Calculation of maximum contamination rate
We used substitutions in mitochondria DNA specific to Japanese wolf to assess the contamination rate of the other animal DNA in Japanese wolf DNA. Fifteen fixed substitutions unique to Japanese wolf were selected using an alignment of mitochondria DNA sequences including gray wolves, Japanese wolves, and dogs used in previous studies (Matsumura, et al. 2014; Matsumura, et al. 2020). The lowest coverage at fifteen sites was 48 (highest was 28,324) in the mapping result to the mitochondria genome in CanFam3.1. We calculated the average mapping ratio in fifteen sites. The ratio of the reads mapped to the fifteen sites without substitutions specific to Japanese wolf were assumed as the maximum contamination rate (Table S6), because the mitochondria DNA like sequences are found in the nuclear genome.

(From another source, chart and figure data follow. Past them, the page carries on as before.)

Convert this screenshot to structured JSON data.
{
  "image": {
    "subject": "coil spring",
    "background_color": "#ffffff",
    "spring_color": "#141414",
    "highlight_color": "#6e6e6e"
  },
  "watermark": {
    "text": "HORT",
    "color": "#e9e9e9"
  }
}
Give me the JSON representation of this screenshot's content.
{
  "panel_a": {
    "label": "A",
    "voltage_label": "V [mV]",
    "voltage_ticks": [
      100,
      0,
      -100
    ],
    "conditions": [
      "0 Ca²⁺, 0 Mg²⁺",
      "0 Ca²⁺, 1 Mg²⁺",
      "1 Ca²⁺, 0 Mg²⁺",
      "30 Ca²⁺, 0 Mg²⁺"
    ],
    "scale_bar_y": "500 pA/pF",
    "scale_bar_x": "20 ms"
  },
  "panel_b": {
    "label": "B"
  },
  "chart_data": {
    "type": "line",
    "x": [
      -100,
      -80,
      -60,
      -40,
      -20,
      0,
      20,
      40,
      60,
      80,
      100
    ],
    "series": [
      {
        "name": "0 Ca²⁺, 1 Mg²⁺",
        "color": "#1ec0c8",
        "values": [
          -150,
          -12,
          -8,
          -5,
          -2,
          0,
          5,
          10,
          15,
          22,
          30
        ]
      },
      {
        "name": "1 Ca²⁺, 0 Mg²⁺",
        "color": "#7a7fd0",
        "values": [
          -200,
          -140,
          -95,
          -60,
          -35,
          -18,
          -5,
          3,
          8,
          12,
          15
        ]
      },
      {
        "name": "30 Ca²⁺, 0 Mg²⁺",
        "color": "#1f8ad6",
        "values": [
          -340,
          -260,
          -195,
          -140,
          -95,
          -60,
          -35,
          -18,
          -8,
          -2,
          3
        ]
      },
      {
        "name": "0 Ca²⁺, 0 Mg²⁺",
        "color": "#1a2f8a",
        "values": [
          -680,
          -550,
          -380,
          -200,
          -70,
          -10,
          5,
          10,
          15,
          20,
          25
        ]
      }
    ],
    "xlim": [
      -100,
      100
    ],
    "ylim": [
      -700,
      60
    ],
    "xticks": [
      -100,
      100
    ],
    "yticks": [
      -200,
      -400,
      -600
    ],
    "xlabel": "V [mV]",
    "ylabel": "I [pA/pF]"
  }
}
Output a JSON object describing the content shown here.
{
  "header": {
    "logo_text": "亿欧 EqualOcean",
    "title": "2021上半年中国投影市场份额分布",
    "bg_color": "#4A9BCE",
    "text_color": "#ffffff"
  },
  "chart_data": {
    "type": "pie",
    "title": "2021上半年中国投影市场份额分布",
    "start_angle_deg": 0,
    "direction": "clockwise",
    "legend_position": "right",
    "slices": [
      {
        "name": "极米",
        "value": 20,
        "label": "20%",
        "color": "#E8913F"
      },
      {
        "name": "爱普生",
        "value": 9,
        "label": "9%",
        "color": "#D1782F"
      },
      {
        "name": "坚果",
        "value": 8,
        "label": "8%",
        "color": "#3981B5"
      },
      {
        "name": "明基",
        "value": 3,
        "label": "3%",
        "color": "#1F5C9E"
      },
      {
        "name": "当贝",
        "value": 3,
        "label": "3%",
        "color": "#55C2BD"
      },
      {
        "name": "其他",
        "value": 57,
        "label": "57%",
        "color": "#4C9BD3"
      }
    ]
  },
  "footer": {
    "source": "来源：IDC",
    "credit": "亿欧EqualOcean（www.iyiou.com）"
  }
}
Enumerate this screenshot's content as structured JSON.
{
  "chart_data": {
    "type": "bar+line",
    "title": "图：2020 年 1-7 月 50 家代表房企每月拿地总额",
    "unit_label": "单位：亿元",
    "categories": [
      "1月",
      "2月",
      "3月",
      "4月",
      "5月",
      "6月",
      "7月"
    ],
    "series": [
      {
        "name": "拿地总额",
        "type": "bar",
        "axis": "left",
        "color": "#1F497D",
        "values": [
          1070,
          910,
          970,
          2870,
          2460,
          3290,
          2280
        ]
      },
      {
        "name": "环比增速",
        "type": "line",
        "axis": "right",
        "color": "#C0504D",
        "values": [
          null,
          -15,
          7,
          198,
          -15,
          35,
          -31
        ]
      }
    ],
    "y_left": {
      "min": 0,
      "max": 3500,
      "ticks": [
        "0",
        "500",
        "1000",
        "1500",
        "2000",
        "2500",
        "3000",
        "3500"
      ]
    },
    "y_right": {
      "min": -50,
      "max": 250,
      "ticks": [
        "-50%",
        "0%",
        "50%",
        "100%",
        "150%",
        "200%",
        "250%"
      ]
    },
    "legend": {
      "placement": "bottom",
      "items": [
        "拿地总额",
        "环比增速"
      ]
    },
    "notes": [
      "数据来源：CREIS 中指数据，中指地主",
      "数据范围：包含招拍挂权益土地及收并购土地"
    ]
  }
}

Mapping rate (%) of reads with Japanese Wolf specific substitutions in the mitochondria DNA
Detection of genomic regions that are derived from Japanese wolf and may have contributed to Japanese dog characteristics
The genomic regions containing genes that form the characteristics of the Japanese dog are expected to be largely differentiated between the Japanese dog and the West Eurasian dog. To detect such regions, we examined sequences differentiated between Japanese dogs and West Eurasian dogs by using FST sliding window analysis. Using SNPs of Japanese dogs and African dogs (Table S2) in a vcf file, FST values for all sites were computed by vcftools v0.1.16 (Danecek, et al. 2011). The average FST values in windows of 50 SNPs with a 25 SNPs slide across chromosomes were calculated by RStudio version (1.4.1106) (RStudio Team 2020. RStudio: Integrated Development for R. RStudio, PBC, Boston, MA). The Japanese wolf-derived genomic regions were calculated by fdM values in windows of 50 SNPs with a 25 SNPs slide across chromosomes using Dsuite (Malinsky, et al. 2021). Then, we extracted regions of overlap between high FST regions (top 1%) and the Japanese wolf-derived genomic regions (top 1% of fdM values).
Availability of data
The nucleotide sequences were deposited in the DDBJ Sequenced Read Archive.
Funding
This work was supported by JSPS KAKENHI Grant Number JP19H05343 and JP21H00341 to Y.T., JP17K01193 and JP20K01104 to N. I., and Grant Number JP16H06279 (PAGS).
Author contributions
JG: data analyses and manuscript writing; NA: next generation sequencing and vcf file preparation of modern samples; XX: assessing DNA damage patterns; YM: genomic DNA extraction of Shiba individuals and next generation sequencing; SM: preparation of an alignment of mitochondrial DNA sequences and manuscript editing; HT: archeological information for discussion and manuscript editing; NI preparation of genomic DNA of the Japanese wolves and Japanese dogs and manuscript editing; YT: research concept, research plan, next generation sequencing, vcf file preparation, data analyses, and manuscript writing.